3. The comprehensive treatment device for volatile organic compound waste gas according to claim 1, characterized in that, A volatile organic compound (VOC) concentration detection block (7) is installed above the fixed box (5), and the VOC concentration detection block (7) is used to detect the concentration of VOC in the current area.
4. The comprehensive treatment device for volatile organic compound waste gas according to claim 1, characterized in that, The fixed box (5) is equipped with a slide rail (11), and the slide rail (11) is slidably connected to the processing box (10).
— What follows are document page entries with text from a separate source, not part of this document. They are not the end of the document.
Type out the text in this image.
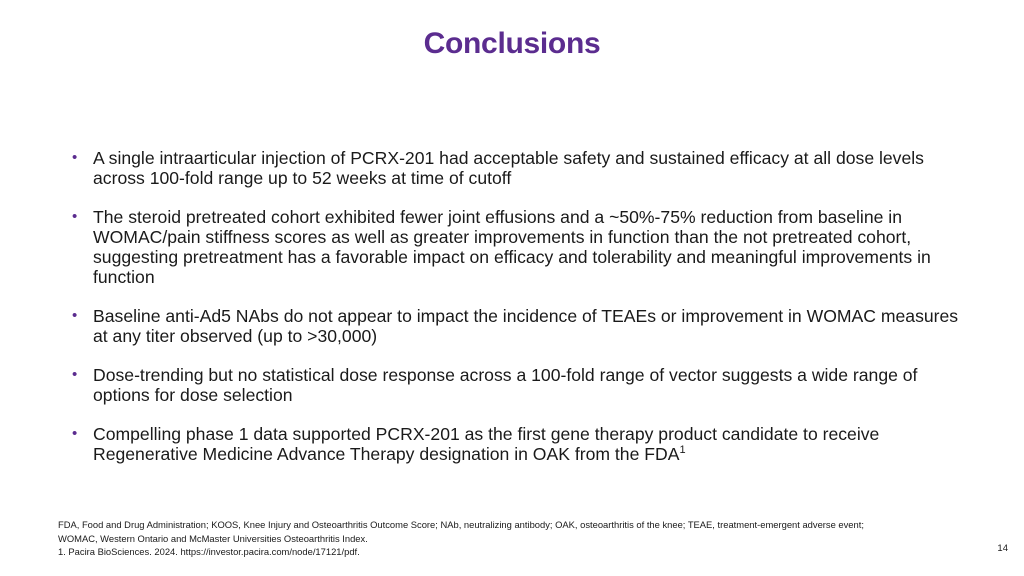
Conclusions
• A single intraarticular injection of PCRX-201 had acceptable safety and sustained efficacy at all dose levels across 100-fold range up to 52 weeks at time of cutoff
• The steroid pretreated cohort exhibited fewer joint effusions and a ~50%-75% reduction from baseline in WOMAC/pain stiffness scores as well as greater improvements in function than the not pretreated cohort, suggesting pretreatment has a favorable impact on efficacy and tolerability and meaningful improvements in function
• Baseline anti-Ad5 NAbs do not appear to impact the incidence of TEAEs or improvement in WOMAC measures at any titer observed (up to >30,000)
• Dose-trending but no statistical dose response across a 100-fold range of vector suggests a wide range of options for dose selection
• Compelling phase 1 data supported PCRX-201 as the first gene therapy product candidate to receive Regenerative Medicine Advance Therapy designation in OAK from the FDA$^1$
FDA, Food and Drug Administration; KOOS, Knee Injury and Osteoarthritis Outcome Score; NAb, neutralizing antibody; OAK, osteoarthritis of the knee; TEAE, treatment-emergent adverse event;
WOMAC, Western Ontario and McMaster Universities Osteoarthritis Index.
1. Pacira BioSciences. 2024. https://investor.pacira.com/node/17121/pdf.	14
5. The comprehensive treatment device for volatile organic compound waste gas according to claim 1, characterized in that, The bottom of the processing box (10) is provided with a round hole (20), which is used to connect to the opening of the pipe (3).
6. The comprehensive treatment device for volatile organic compound waste gas according to claim 1, characterized in that, The activated carbon plate (8) is provided with multiple sets of conductive wires (9), which are used to make contact between the first discharge contact plate (33) and the second discharge contact plate (34).
7. The comprehensive treatment device for volatile organic compound waste gas according to claim 1, characterized in that, A fan is provided above the processing box (10) for allowing exhaust gas to enter and exit through the round hole (20).
8. The comprehensive treatment device for volatile organic compound waste gas according to claim 1, characterized in that, The fixed box (5) has a first square groove (13) for placing the first stop block (12) inside, and a second square groove (14) for placing the second stop block (15) inside.
9. The comprehensive treatment device for volatile organic compound waste gas according to claim 1, characterized in that, The connecting rod (21) is rotatably connected to the fixing plate (22), and a fan (35) is provided outside the processing box (10).